Monday, February 12, 2018

Holding pattern

Recently Hearthstone introduced some changes to how their ranked play system works.  Currently the way it is set up is players start at rank 25 and can work their way up to rank 1.  After rank 1 they become legend, which basically is a separate system that ranks everyone by assigning them a place in the group - for example, only one person can be legend 1, and there are something like 10,000 total legend players.

You rank up by winning games.  Each win gets you a star, and for most ranks you need 5 stars to advance.  You get a bonus star if you win 3 or more games in a row.  You lose a star each time you lose, but you can't actually lose stars until you get to rank 19, and you can't go below rank 20, 15, 10, or 5 by losing.  Once you get there it is a floor.  At the end of the month everyone gets their rank taken away and they drop a *ton* of ranks, leaving players who were in legend suddenly fighting people at rank 13 again.

The changes seem largely designed to solve the problem of new players getting mauled by good players over and over again.  My usual experience each month was getting to rank 15, then getting reset back to rank 22 or so.  I would log in and half of my games were against players who had mostly complete decks like mine, and the other half were against people who clearly had no collection and were using terrible basic cards.  I smashed those people and it wasn't very interesting. 

There are two reasons for this issue.  Firstly there is a problem with there not being enough room at the entry level.  It only took a few wins to get from rank 25 to rank 20, and tons of people like me are sitting at rank 20.  This meant that there was basically no safe place for the newbies to battle each other.  The other silly thing is that people like me would get set back so far each month that there was no realistic way for me to *not* be battling the noobs.  Every time the month ticked over I would lose the great majority of my progress and the only way back to where I was involved mashing new players for a long time.

The new system actually addresses both of these concerns pretty reasonably.  Firstly they added a lot more room to the early ranks so new players would spend more time gaining their first few levels.  This means they will take longer to start off, but that longer start will be played against other people with hardly any cards or experience, which is great.  The ideal is that people will slowly fight harder opponents using better cards and more refined decks and they can see which cards and decks they like before buying in.  Instead of getting pounded by perfect decks found on the internet right away they have more time seeing their competition ramp up.

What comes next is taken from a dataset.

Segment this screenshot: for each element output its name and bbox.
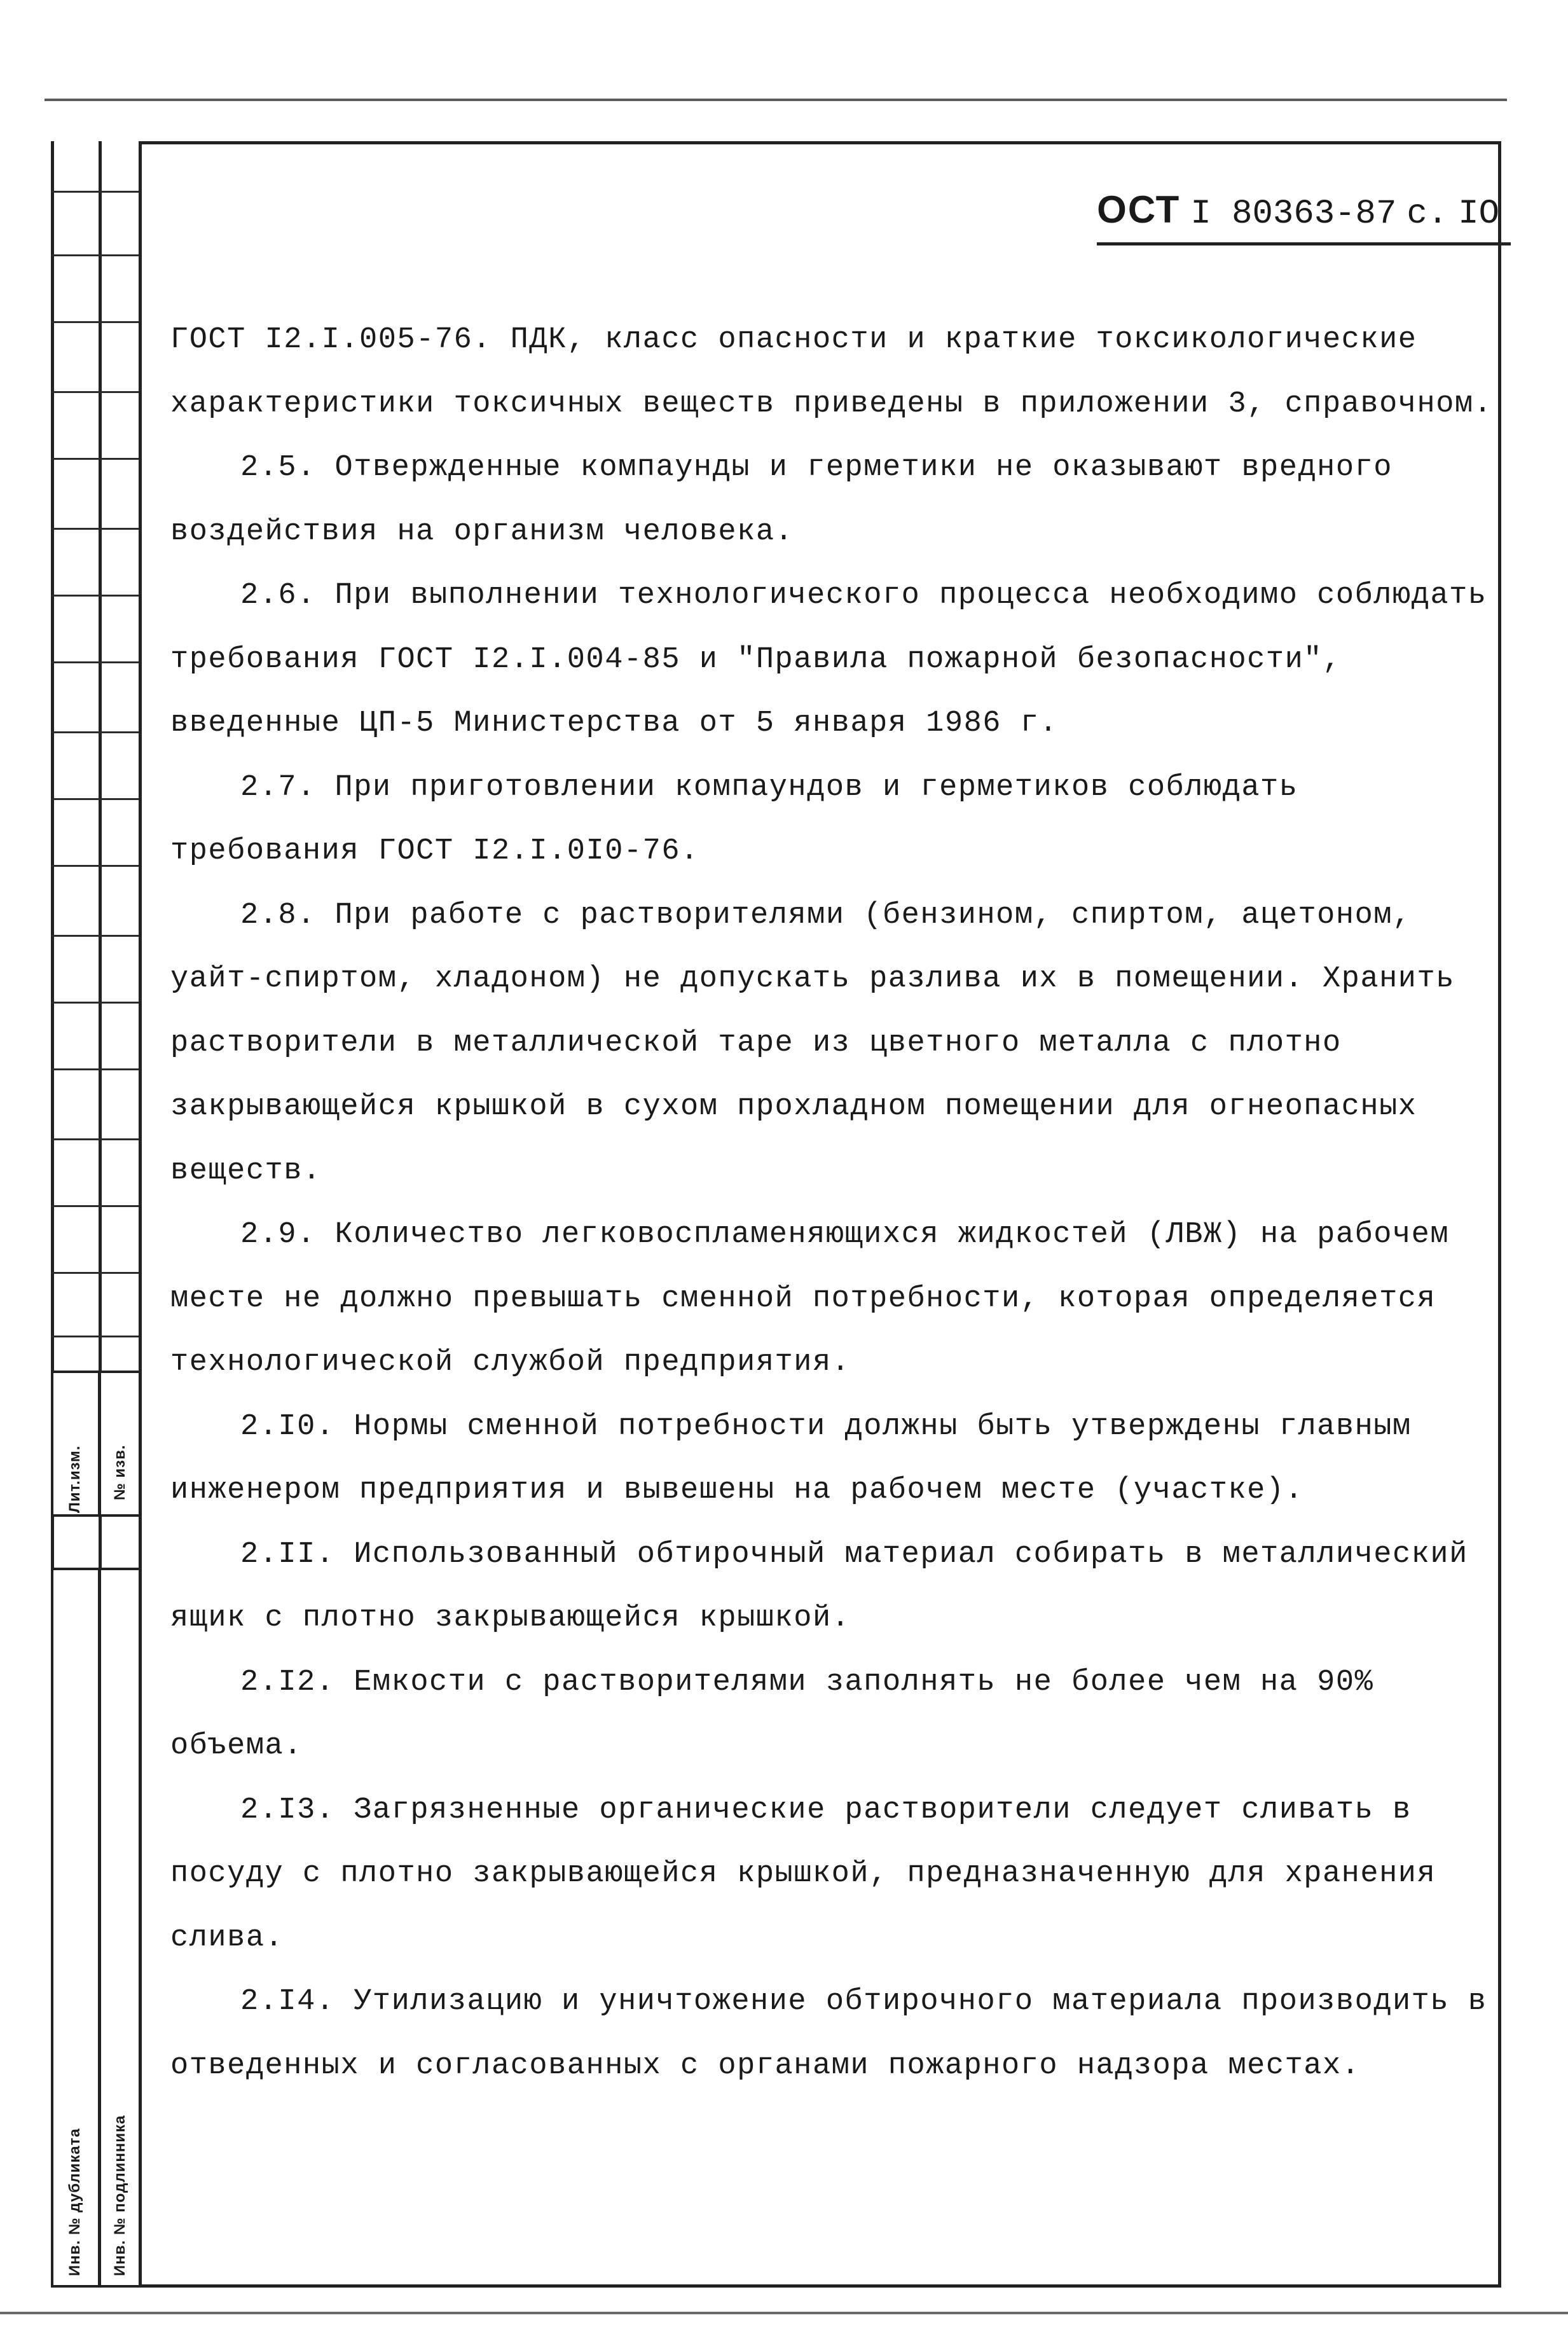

The other good change is that people lose exactly 4 ranks at the end of a month.  Instead of all the pro players grinding out wins against much weaker players for days people will spend a lot more time fighting even matches.  All the pros will get set back from legend to rank 4 at month's end, so if you want to avoid them just get yourself to rank 5 each month and then get set back to rank 9.  You don't have nearly as far to grind to get to your happy place and you will more consistently fight against appropriate opponents.  Previously it was silly to play much at the start of a month because the ladder was full of strong players beating people up for stars, climbing to their equilibrium point.  That mechanic isn't removed entirely but it is drastically lowered, and that is a big plus.

It is also now much clearer how much you have to play to reach an equilibrium each month.  In any given game the winner has a roughly 25% chance to have won their 2 previous games, which would earn them an extra star.  Also there is a approximately 4% chance that the loser is located on a threshold rank so they can't actually lose a star if they lose.  This means each game gains the players involved about 29% of a star.  To gain 4 ranks of 5 stars each you need 20 stars, so you need to play 138 games of Hearthstone to get your 4 ranks.  If each game takes 10 minutes you need to commit to 23 hours of competitive Hearthstone a month to maintain your rank.  If you want to rank up even more, play more!  (Or, you know, play better.  Or play a faster deck.)

One certain effect of this change is that there will be more legend rank players, and more people in all the higher ranks in general.  The time commitment required to maintain any given rank is less, so all things being equal we expect to see the higher ranks swell.  While this will reduce the prestige of any given rank I think it is good for the game.  Those masses of high ranked players will be drained out of the beginner levels and leave a lot more room for new players to fight even fights.

Most collectible games have huge issues with bringing in new players.  The companies running games like Magic or Hearthstone really need to find the right equilibrium where new players see the powerful cards and want to buy them but also can actually find some games against other people who don't have many cards and get some wins in.  You don't want people to just get crushed constantly because that encourages them to quit, not buy in, but you do want them to run into cool stuff that they can aspire to own someday in order to sell packs.

For a long time Hearthstone has leaned way too hard towards the side of showing people the powerful cards they could have by crushing them over and over.  I think this new design will shift the ladder experience towards a much gentler introduction and the game will be the better for it.  People will have a lot more time fighting with their basic cards and having some kind of a chance, and a much gentler slope up the hill of competitive play.